But, said Dr Placeman, the independence of the research was very much evident in the researchers’ final conclusion that “on the basis of current knowledge, we would not wish to advocate any general increase in the overall consumption of arsenic”.
Dr Placeman also insisted that there was little to be gained from raising any further questions about the research as the project was now completed and the building originally allocated to its team of researchers had been formally taken over by the £3 million Volkswagen-funded Research Centre on Vehicle Emissions.
Our Corporate Director of Human Resources, Louise Bimpson, has expressed her “profound sympathy” with the Quality Assurance Agency’s most recent attempt to find itself a job.

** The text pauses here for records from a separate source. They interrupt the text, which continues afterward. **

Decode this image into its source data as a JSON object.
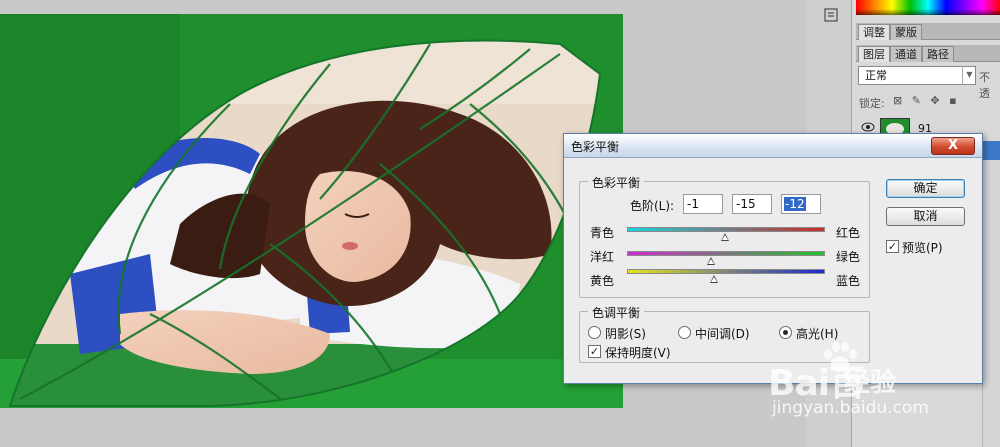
{
  "colors": {
    "canvas_green": "#1f8f2e",
    "dialog_bg": "#ececec",
    "selection": "#3169c6",
    "close_red": "#c7432a"
  },
  "panels": {
    "tabs_row1": [
      "调整",
      "蒙版"
    ],
    "tabs_row2": [
      "图层",
      "通道",
      "路径"
    ],
    "blend_mode": "正常",
    "opacity_label": "不透",
    "lock_label": "锁定:",
    "lock_icons": "⊠ ✎ ✥ ▪",
    "layer_name": "91"
  },
  "dialog": {
    "title": "色彩平衡",
    "close_label": "X",
    "color_balance_group": "色彩平衡",
    "levels_label": "色阶(L):",
    "levels": [
      "-1",
      "-15",
      "-12"
    ],
    "sliders": [
      {
        "left": "青色",
        "right": "红色",
        "value": -1
      },
      {
        "left": "洋红",
        "right": "绿色",
        "value": -15
      },
      {
        "left": "黄色",
        "right": "蓝色",
        "value": -12
      }
    ],
    "tone_group": "色调平衡",
    "tone_options": [
      "阴影(S)",
      "中间调(D)",
      "高光(H)"
    ],
    "tone_selected": 2,
    "preserve_luminosity": "保持明度(V)",
    "ok": "确定",
    "cancel": "取消",
    "preview": "预览(P)"
  },
  "watermark": {
    "brand": "Bai百",
    "jingyan": "经验",
    "url": "jingyan.baidu.com"
  }
}
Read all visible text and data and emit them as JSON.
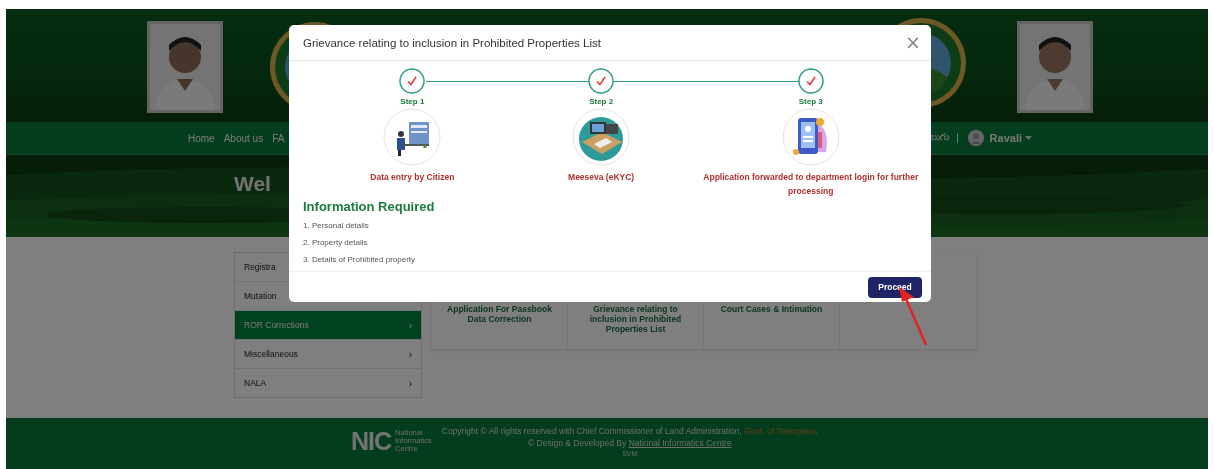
{
  "nav": {
    "items": [
      "Home",
      "About us",
      "FA"
    ],
    "language": "లుగు",
    "user": "Ravali"
  },
  "banner": {
    "heading": "Wel"
  },
  "sidebar": {
    "items": [
      {
        "label": "Registra",
        "selected": false
      },
      {
        "label": "Mutation",
        "selected": false
      },
      {
        "label": "ROR Corrections",
        "selected": true,
        "chevron": "›"
      },
      {
        "label": "Miscellaneous",
        "selected": false,
        "chevron": "›"
      },
      {
        "label": "NALA",
        "selected": false,
        "chevron": "›"
      }
    ]
  },
  "cards": [
    {
      "label": "Application For Passbook Data Correction"
    },
    {
      "label": "Grievance relating to inclusion in Prohibited Properties List"
    },
    {
      "label": "Court Cases & Intimation"
    }
  ],
  "footer": {
    "logo_mark": "NIC",
    "logo_text": [
      "National",
      "Informatics",
      "Centre"
    ],
    "copyright": "Copyright © All rights reserved with Chief Commissioner of Land Administration, ",
    "copyright_link": "Govt. of Telangana",
    "copyright_end": ".",
    "credit": "© Design & Developed By ",
    "credit_link": "National Informatics Centre",
    "code": "SVM"
  },
  "modal": {
    "title": "Grievance relating to inclusion in Prohibited Properties List",
    "close": "×",
    "steps": [
      {
        "label": "Step 1",
        "caption": "Data entry by Citizen",
        "done": true
      },
      {
        "label": "Step 2",
        "caption": "Meeseva (eKYC)",
        "done": true
      },
      {
        "label": "Step 3",
        "caption": "Application forwarded to department login for further processing",
        "done": true
      }
    ],
    "info_heading": "Information Required",
    "info_items": [
      "1. Personal details",
      "2. Property details",
      "3. Details of Prohibited property"
    ],
    "proceed_button": "Proceed"
  }
}
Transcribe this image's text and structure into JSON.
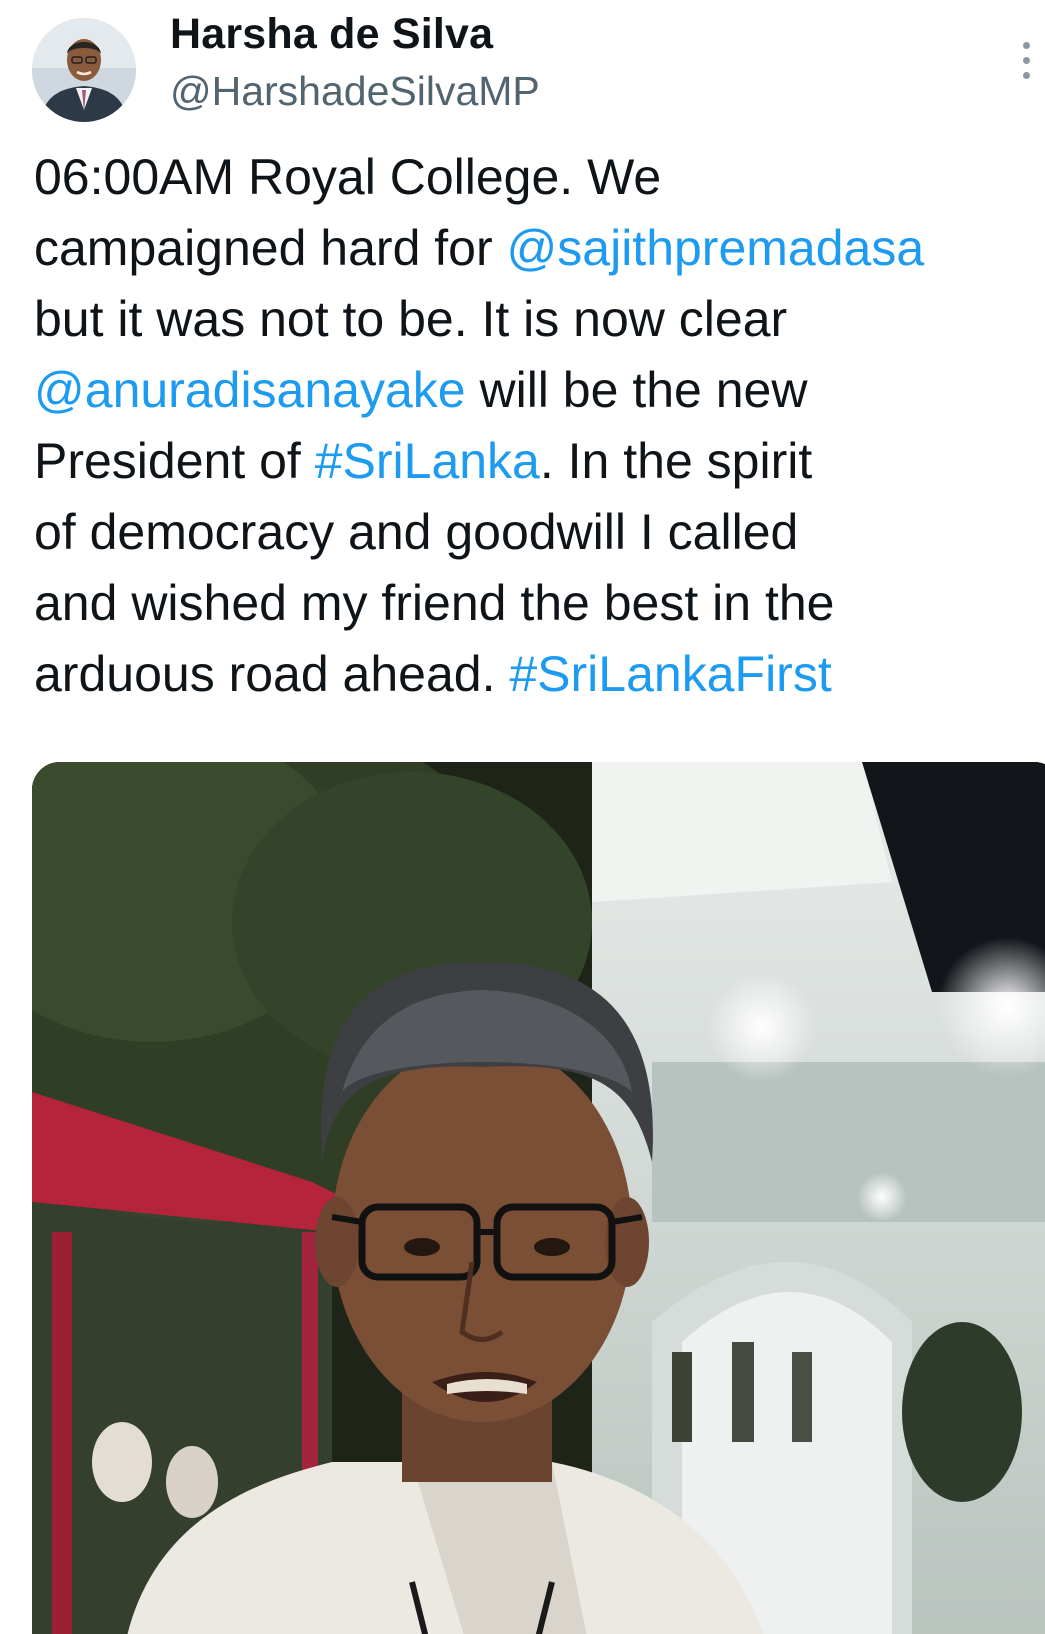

Ms Bimpson said she had noted that the QAA’s traditional inspection work was in danger of disappearing following the recent plans to abolish the cyclical institutional reviews that had done so much to establish its distinctively flawed reputation.
But now she admitted to being “deeply saddened” by the news that its interim chief executive, Douglas Blackstock, was endeavouring to climb aboard the new teaching excellence framework bandwagon by suggesting that the QAA could act as the independent peer review body that would ensure that this brand new assessment measure had credibility.
“This QAA offer”, said Ms Bimpson, “is offering to bestow extra credibility on an exercise that is currently regarded as lacking any credibility whatsoever.” It was, in effect, “offering the Emperor another invisible suit”.
But she detected “some minor hope” for the continued existence of the QAA in Mr Blackstock’s reminder that his organisation had “been here for 18 years”, although she felt the need to point out that longevity of academic service at Poppleton was rather more closely associated with involuntary redundancy than continuation in post.
Thought for the week
(contributed by Jennifer Doubleday, Head of Personal Development)
I’m delighted to announce that the Personal Development Centre will be following in the footsteps of the University of Leicester and setting up a number of “anti‑lad” workshops so as to strip out “inappropriately misogynistic behaviour” on campus. The first of these will be held next Monday evening at the usual time and will consider this university’s yobbish employment practices.